First, intracoronary imaging was important in establishing the correct diagnosis and successfully performing PCI. It was difficult to distinguish between the true and false lumens using coronary angiography alone [6]. However, intracoronary imaging identified intimal tear, false lumen, IMH, and intraluminal thrombi [7]. Moreover, it confirmed the passage of the guidewire through the distal true lumen. Detecting the partial passage of the guidewire through the false lumen, including the bifurcation, allows manipulation of the guidewire into the true lumen under IVUS guidance. Numasawa et al. reported an IVUS-guided rewiring technique, which confirmed the passage of the guidewire through the true lumen of the LMCA and the false lumen of the LAD from the bifurcation. The second wire was inserted into the true lumen using a double-lumen catheter, placed in the true lumen of the LCX [8]. Intracoronary imaging can also be used to evaluate IMH expansion. In this case, severe stenosis was observed in the LAD, and the IMH was expected to extend mainly from the LMCA to the LAD. IVUS documented the expansion of the IMH from the LMCA to the LAD, and the extension of the IMH to the LCX ostium. This finding was a significant predictor of IMH propagation into the LCX after stent implantation in the LAD.

Second, the one-stent strategy should be avoided in cases wherein the IMH of the main vessel extends into the side branch, because stent implantation in the main vessel can result in side branch occlusion secondary to IMH propagation, as seen in this case. When managing PCI for true LMCA bifurcation lesions due to atherosclerotic coronary artery disease, the stepwise provisional strategy can serve as the default intervention for distal LMCA bifurcation, rather than the two-stent strategy [9, 10]. However, for true LMCA bifurcation lesions due to SCAD, the provisional strategy harbors the risk of side branch occlusion due to IMH extension after stent implantation. Side branch occlusion secondary to IMH extension hinders the recrossing of another guidewire into the true lumen of the side branch through stent struts. In this situation, a two-stent strategy, such as a crush stent, is preferred because this technique does not require guidewire recrossing. This case, which involved a lesion crossing over the major side branch, documented the proposed PCI algorithm for SCAD (Figure 6).

SCAD is a common cause of myocardial infarction in pregnant or postpartum women [2]. Therefore, postoperative antiplatelet therapy is crucial when PCI is performed for SCAD in pregnant patients.
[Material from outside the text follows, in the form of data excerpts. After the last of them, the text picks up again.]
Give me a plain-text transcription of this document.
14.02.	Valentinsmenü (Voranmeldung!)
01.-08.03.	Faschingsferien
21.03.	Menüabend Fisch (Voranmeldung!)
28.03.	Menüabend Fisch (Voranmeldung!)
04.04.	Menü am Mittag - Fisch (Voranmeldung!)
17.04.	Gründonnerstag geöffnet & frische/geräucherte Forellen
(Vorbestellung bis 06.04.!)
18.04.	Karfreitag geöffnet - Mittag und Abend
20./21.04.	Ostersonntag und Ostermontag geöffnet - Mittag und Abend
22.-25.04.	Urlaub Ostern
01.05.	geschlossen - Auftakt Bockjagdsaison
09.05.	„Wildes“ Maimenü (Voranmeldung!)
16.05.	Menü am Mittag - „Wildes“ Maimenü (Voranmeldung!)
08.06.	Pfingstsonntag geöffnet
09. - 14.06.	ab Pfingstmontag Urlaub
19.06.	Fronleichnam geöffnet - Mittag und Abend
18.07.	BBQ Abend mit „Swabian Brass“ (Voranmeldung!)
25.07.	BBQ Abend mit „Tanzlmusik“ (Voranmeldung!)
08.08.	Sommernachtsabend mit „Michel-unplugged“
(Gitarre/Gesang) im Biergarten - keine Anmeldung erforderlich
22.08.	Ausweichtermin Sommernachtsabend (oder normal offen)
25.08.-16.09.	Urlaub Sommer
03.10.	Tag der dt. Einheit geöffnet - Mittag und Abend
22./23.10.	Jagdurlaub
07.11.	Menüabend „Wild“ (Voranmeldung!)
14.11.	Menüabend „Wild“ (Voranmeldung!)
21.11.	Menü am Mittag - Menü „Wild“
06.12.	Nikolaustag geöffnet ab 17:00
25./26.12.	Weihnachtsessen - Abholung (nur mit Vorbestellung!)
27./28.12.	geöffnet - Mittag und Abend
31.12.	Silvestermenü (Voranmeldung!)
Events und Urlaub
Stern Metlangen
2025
Although there are few data on dual antiplatelet therapy (DAPT) during pregnancy, the European Society of Cardiology guideline states that no complications have been reported in stented pregnant patients treated with aspirin and clopidogrel and that the duration of DAPT can be shortened with second-/third-generation drug-eluting stents [11]. In this patient, DAPT (aspirin and clopidogrel) was introduced at the time of PCI since she was undergoing complex stenting of an LM bifurcation lesion. The P2Y12 inhibitor was planned for discontinuation before delivery with closed monitoring.

4. Conclusion

SCAD is an uncommon but important cause of acute coronary syndrome. Emergent PCI for SCAD remains challenging because of the difficulty of manipulating the guidewire into the true lumen and extensive IMH. When performing PCI for SCAD with an IMH, crossing over the major side branch, the extension of the IMH to the side branch should be evaluated using intracoronary imaging. In cases wherein the IMH extends to the side branch, a two-stent strategy that does not require guidewire recrossing should be considered to avoid side branch occlusion.

Data Availability

The data supporting this case report are from previously studies and datasets, which have been cited.

Additional informed consent was obtained from all patients, for which identifying information was included in this article.

Conflicts of Interest

The authors declare that they have no conflicts of interest.